I think the dynamism of the research program is relevant, though. Right now, you can, as an individual, decide to spend a quarter and a couple thousands in compute to research a particular area of LLMs and have a reasonable expectation of finding something interesting, and sometimes it's actually useful. This isn't merely hypothetical but is something happening every single day. There is a lot of low hanging fruit. Might there be some collection of a dozen different improvements on the horizon which, when taken collectively, would get us to AGI? Maybe. It's plausible, at least, while it's not plausible that a dozen different innovations are on the horizon that would enable a cheap base on Mars.

Could they, in the arid sense that there is some unknown collection of weights that would be capable of outputting tokens that simulate an OpenAI researcher working on novel tasks? Absolutely

Why so confident? A 10 dimensional best fit line obviously won't work, nor will a vast fully connected neural net - so why should an LLM be capable?

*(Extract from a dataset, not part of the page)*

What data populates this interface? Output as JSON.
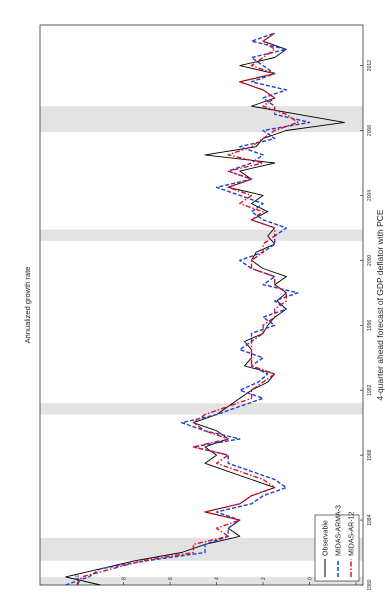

I mean it in the sense that LLMs are capable of creating a token stream that is identical to an AI researcher. This is mathematically proven--see various universality theorems--but has the critical drawback that it doesn't really give you any information on how to find that optimal set of weights.

A MLP absolutely could also do this, or even some absurd polynomial best fit (not, however, a ten or quadrillion dimensional linear model). What MLPs offer over polynomials and transformers offer over MLPs is increased training efficiency and stability for actually finding those weights.

The universality theorems don't say that it's possible with any remotely practical number of weights, even aside from training time. But yes, I do grant that they say it is possible in theory.

To even achieve GPT2 performance with a basic, non-recurrent neural net, I would not be surprised if you need > # of atoms in the universe weights, which clearly isn't physically possible. (Ok, you can maybe theoretically have > 1 weight per atom, but s/atom/gluon, or just don't take me super literally on "atom".)